Supermarket Income REIT
- Type: Public limited company
- Traded as: LSE: SUPR
- Industry: Property investment
- Founded: 2017; 9 years ago
- Headquarters: London, United Kingdom
- Key people: Nick Hewson (chairman);
- Revenue: £101.1 million (2026)
- Operating income: £118.0 million (2026)
- Net income: £85.9 million (2026)
- Website: www.supermarketincomereit.com

= Supermarket Income REIT =

Property Holding in London

Supermarket Income REIT is a British property investment company which invests in retail property and holds a large portfolio of supermarket buildings. It is structured as a real estate investment trust (REIT) that is listed on the London Stock Exchange and is a constituent of the FTSE 250 Index.

==History==
The company was launched on the London Stock Exchange in July 2017 and used the proceeds to purchase a series of supermarkets with the main supermarket chains as its tenants. The company, together with its joint venture partner, British Airways Pension Trustees, acquired British Land's 25.5% stake in a portfolio of supermarkets in May 2020. It went on to buy a large supermarket in Newmarket in July 2020, a large supermarket in Bracknell in September 2020 two supermarkets, one in Melksham and one in Winchester in January 2021, five supermarkets in the northwest of England in September 2021, a supermarket in Cannock in December 2021 and a supermarket in Cwmbran in January 2022.

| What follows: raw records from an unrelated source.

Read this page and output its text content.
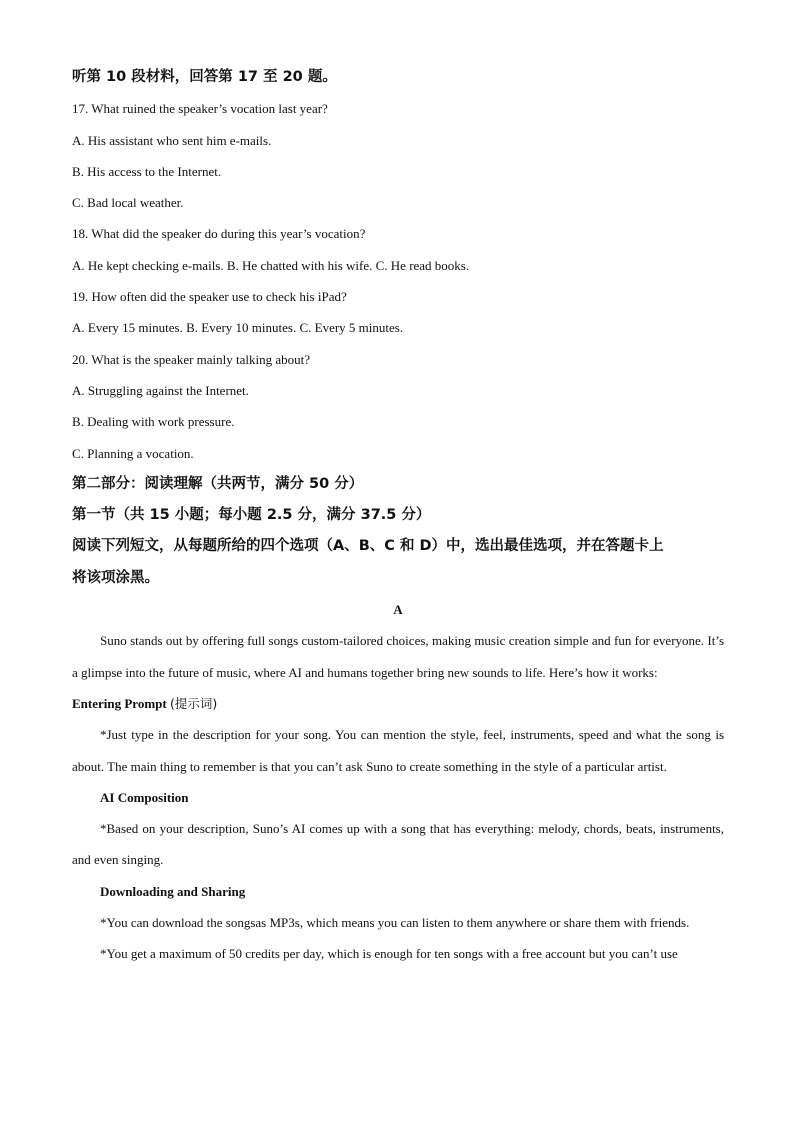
听第 10 段材料，回答第 17 至 20 题。
17. What ruined the speaker’s vocation last year?
A. His assistant who sent him e-mails.
B. His access to the Internet.
C. Bad local weather.
18. What did the speaker do during this year’s vocation?
A. He kept checking e-mails. B. He chatted with his wife. C. He read books.
19. How often did the speaker use to check his iPad?
A. Every 15 minutes. B. Every 10 minutes. C. Every 5 minutes.
20. What is the speaker mainly talking about?
A. Struggling against the Internet.
B. Dealing with work pressure.
C. Planning a vocation.
第二部分：阅读理解（共两节，满分 50 分）
第一节（共 15 小题；每小题 2.5 分，满分 37.5 分）
阅读下列短文，从每题所给的四个选项（A、B、C 和 D）中，选出最佳选项，并在答题卡上
将该项涂黑。
A

Suno stands out by offering full songs custom-tailored choices, making music creation simple and fun for everyone. It’s a glimpse into the future of music, where AI and humans together bring new sounds to life. Here’s how it works:

Entering Prompt (提示词)

*Just type in the description for your song. You can mention the style, feel, instruments, speed and what the song is about. The main thing to remember is that you can’t ask Suno to create something in the style of a particular artist.

AI Composition

*Based on your description, Suno’s AI comes up with a song that has everything: melody, chords, beats, instruments, and even singing.

Downloading and Sharing

*You can download the songsas MP3s, which means you can listen to them anywhere or share them with friends.

*You get a maximum of 50 credits per day, which is enough for ten songs with a free account but you can’t use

Sainsbury's exercised its option to acquire thirteen stores, which it occupied, from the company and its joint venture partner, British Airways Pension Trustees, in September 2021 and then bought a further eight stores, which it occupied, from the company and its joint venture partner in January 2022. The company raised an additional £175 million to buy supermarkets in April 2022.

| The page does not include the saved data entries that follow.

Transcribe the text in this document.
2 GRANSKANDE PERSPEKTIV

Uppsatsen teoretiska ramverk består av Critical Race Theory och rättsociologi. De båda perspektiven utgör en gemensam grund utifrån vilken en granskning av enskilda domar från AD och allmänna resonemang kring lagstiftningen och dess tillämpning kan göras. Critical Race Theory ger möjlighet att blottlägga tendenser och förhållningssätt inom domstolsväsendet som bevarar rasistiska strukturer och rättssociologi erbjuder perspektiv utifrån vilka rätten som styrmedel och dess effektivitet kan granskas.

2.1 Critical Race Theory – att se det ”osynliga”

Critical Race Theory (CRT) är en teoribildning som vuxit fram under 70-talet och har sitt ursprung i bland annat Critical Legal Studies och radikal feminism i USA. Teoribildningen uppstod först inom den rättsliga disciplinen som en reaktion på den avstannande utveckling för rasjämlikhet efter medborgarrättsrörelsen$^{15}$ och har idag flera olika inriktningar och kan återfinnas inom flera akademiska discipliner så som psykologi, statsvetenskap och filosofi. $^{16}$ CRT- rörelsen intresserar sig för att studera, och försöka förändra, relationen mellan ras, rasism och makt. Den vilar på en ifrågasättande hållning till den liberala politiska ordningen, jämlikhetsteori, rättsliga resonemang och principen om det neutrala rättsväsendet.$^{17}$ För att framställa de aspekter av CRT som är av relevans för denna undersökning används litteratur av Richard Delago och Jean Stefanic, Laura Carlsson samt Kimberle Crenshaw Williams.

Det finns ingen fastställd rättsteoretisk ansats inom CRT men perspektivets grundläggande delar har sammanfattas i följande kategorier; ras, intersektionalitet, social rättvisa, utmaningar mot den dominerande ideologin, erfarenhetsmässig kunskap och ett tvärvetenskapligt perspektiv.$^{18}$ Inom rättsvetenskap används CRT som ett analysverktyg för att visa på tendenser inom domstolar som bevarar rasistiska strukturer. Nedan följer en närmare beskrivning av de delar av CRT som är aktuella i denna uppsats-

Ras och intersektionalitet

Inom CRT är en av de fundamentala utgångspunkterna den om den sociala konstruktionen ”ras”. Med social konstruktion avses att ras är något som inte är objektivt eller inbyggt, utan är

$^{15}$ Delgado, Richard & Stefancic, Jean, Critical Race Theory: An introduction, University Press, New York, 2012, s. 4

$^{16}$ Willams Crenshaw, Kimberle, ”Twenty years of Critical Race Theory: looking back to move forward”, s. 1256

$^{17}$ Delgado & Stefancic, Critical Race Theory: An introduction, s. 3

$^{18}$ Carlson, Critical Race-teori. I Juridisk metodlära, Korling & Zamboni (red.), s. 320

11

By April 2022, the company had raised funds nine times for the purposes of building its portfolio of supermarkets; by that time the company owned 41 supermarkets directly and partially owned another 26 supermarkets through its joint venture with British Airways Pension Trustees.

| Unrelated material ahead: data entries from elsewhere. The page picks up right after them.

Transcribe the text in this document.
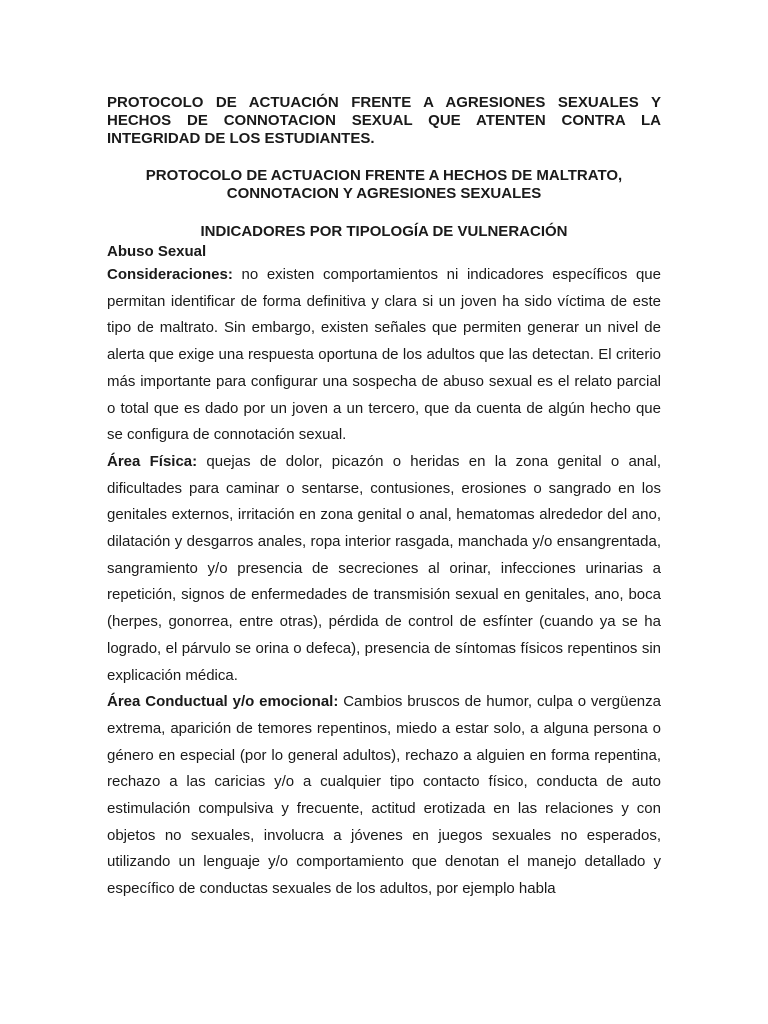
PROTOCOLO DE ACTUACIÓN FRENTE A AGRESIONES SEXUALES Y HECHOS DE CONNOTACION SEXUAL QUE ATENTEN CONTRA LA INTEGRIDAD DE LOS ESTUDIANTES.

PROTOCOLO DE ACTUACION FRENTE A HECHOS DE MALTRATO,
CONNOTACION Y AGRESIONES SEXUALES
INDICADORES POR TIPOLOGÍA DE VULNERACIÓN
Abuso Sexual

Consideraciones: no existen comportamientos ni indicadores específicos que permitan identificar de forma definitiva y clara si un joven ha sido víctima de este tipo de maltrato. Sin embargo, existen señales que permiten generar un nivel de alerta que exige una respuesta oportuna de los adultos que las detectan. El criterio más importante para configurar una sospecha de abuso sexual es el relato parcial o total que es dado por un joven a un tercero, que da cuenta de algún hecho que se configura de connotación sexual.

Área Física: quejas de dolor, picazón o heridas en la zona genital o anal, dificultades para caminar o sentarse, contusiones, erosiones o sangrado en los genitales externos, irritación en zona genital o anal, hematomas alrededor del ano, dilatación y desgarros anales, ropa interior rasgada, manchada y/o ensangrentada, sangramiento y/o presencia de secreciones al orinar, infecciones urinarias a repetición, signos de enfermedades de transmisión sexual en genitales, ano, boca (herpes, gonorrea, entre otras), pérdida de control de esfínter (cuando ya se ha logrado, el párvulo se orina o defeca), presencia de síntomas físicos repentinos sin explicación médica.

Área Conductual y/o emocional: Cambios bruscos de humor, culpa o vergüenza extrema, aparición de temores repentinos, miedo a estar solo, a alguna persona o género en especial (por lo general adultos), rechazo a alguien en forma repentina, rechazo a las caricias y/o a cualquier tipo contacto físico, conducta de auto estimulación compulsiva y frecuente, actitud erotizada en las relaciones y con objetos no sexuales, involucra a jóvenes en juegos sexuales no esperados, utilizando un lenguaje y/o comportamiento que denotan el manejo detallado y específico de conductas sexuales de los adultos, por ejemplo habla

In December 2025, it was announced the company had acquired three UK supermarket properties for £97.6 million as part of an expansion of its grocery-focused portfolio. The acquisition comprised stores operated by Tesco, Sainsbury's and Waitrose, all of which are let on long-term, inflation-linked leases.

==Operations==
The company specialises in supermarkets. Its portfolio was valued at £1.4 billion as at 30 June 2025. The company is advised in all aspects of its work by Atrato Capital. The company is one of a small number of UK Real Estate Investment Trusts which have been launched in the UK and the only one specialising in supermarkets. The UK market is much less developed than that in the US; analysts at S&P Global Ratings have suggested that the UK REIT market "needs to grow a lot bigger" and involve "greater specialization".